The saints knew this. They also knew that they were engaged in a fight to the death. Some of them were even shown visions of the two armies facing each other as if on a battlefield about to engage in mortal combat. This remains a fight where there can be no prisoners, no quarter asked or given, no surrender – at stake is eternal death or heavenly glory. Knowing this full well, the saints fought valiantly, advancing with the shield of faith as their protection.

Often, the battlefield was the mind. The foe deals in the dispiriting remark, the insinuation, the crude temptation, the lie – these are the stock weapons of those who have rejected truth. They have nothing else. Still, as these weapons are deployed, they hurt the intended target, so too did the blows they inflicted, and sometimes these blows were not just psychological.

One of the more surprising things about this book is its recounting of the physical attacks that some saints endured.  Some even suffered physical injuries – but, thankfully, this appears to be a rare phenomenon. Seemingly, however, the fury of these attacks was provoked by the good that the particular saints were doing for other souls, sometimes unbeknownst to the saints.  Paradoxically, such assaults pointed to victory. Here is the other telling thing revealed in these pages: the army of Darkness may have cunning and deception as part of its arsenal but it lacks self-control. The infernal attacks come from a rage, yes, but an uncontrolled one. In these pages, the actions of the evil one and his legions appear akin to those of a desperate man who knows that his actions are ultimately futile, and with the knowledge that his time is running out.

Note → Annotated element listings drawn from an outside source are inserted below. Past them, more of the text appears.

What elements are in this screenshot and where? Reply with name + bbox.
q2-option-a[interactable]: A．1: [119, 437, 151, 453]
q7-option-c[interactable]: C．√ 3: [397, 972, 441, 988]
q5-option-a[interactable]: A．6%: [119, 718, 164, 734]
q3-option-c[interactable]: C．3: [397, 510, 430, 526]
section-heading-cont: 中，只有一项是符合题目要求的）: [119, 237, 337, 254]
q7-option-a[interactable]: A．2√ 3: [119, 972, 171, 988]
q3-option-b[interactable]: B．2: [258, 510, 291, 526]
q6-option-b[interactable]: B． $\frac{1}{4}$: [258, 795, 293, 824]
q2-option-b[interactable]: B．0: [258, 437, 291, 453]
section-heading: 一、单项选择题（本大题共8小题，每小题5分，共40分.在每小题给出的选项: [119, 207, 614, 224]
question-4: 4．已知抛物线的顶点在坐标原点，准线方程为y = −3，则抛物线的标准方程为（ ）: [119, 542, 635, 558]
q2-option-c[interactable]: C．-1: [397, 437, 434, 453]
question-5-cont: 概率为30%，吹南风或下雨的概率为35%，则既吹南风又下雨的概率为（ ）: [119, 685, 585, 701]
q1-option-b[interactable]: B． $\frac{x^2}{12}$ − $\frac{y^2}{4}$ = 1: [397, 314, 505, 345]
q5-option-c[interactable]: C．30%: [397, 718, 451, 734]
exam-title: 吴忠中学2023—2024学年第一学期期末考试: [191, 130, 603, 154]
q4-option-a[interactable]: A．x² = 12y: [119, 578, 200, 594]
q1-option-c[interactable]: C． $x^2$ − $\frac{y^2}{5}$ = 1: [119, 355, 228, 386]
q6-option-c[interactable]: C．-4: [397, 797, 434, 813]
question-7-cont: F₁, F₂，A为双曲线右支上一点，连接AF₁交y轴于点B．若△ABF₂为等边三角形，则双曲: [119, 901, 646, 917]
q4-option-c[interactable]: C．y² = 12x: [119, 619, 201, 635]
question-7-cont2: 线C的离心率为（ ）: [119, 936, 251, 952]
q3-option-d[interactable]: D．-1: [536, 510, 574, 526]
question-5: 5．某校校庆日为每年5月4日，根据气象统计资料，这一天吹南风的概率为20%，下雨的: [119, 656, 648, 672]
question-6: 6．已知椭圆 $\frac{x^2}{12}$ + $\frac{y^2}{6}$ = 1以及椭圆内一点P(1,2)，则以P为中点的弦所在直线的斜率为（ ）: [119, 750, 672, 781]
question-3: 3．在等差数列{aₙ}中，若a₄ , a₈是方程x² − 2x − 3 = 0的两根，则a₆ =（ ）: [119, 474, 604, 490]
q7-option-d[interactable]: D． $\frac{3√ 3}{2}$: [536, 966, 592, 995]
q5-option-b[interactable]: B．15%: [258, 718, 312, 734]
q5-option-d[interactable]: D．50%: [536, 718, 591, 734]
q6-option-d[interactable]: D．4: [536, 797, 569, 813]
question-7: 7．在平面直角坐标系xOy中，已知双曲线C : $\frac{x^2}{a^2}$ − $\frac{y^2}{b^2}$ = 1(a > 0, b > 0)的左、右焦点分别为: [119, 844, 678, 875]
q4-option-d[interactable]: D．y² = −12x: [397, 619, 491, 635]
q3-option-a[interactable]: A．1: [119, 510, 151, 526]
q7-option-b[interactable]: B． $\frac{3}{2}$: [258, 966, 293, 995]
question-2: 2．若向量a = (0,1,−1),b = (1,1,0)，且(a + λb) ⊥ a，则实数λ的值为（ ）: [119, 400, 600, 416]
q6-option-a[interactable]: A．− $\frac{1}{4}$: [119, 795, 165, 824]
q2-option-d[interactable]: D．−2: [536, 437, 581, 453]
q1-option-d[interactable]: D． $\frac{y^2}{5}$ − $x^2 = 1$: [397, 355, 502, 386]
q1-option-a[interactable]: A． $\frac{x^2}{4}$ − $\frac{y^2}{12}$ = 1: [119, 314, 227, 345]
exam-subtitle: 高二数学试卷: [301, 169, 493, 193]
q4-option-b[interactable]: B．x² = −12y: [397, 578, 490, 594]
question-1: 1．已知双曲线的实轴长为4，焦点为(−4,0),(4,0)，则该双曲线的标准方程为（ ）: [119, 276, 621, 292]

Thigpen is to be commended for having produced an unusual book that is as intriguing as it is readable. He skilfully weaves the lives of the saints together into a thread that reaches from Eden to the present time; it is a thread signifying spiritual warfare. As Thigpen does so, he makes the reader reflect on the real movement of history in the last two thousand years, exposing a reality sadly neglected even in some contemporary religious circles. In the end, therefore, Thigpen leaves no one in any doubt that there is, in fact, an alternative history – it is not taught in any schools, nor will it be spoken of at any forthcoming Halloween parties, but it is no less real for that.

The saints of the last twenty centuries featured in this book, in the end, triumphed. They died with the badge of honour won on the battlefield despite the persistent attacks of the enemy. They expired and received the victor’s laurel that no one, and nothing, can now remove. They are indeed the blessed ones.

Editor’s note: Saints Who Battled Satan: Seventeen Holy Warriors Who Can Teach You How to Fight the Good Fight and Vanquish Your Ancient Enemy, TAN Books, 2015.  The featured image depicts “The Temptation of St. Anthony,” by Domenico Ghirlandaio.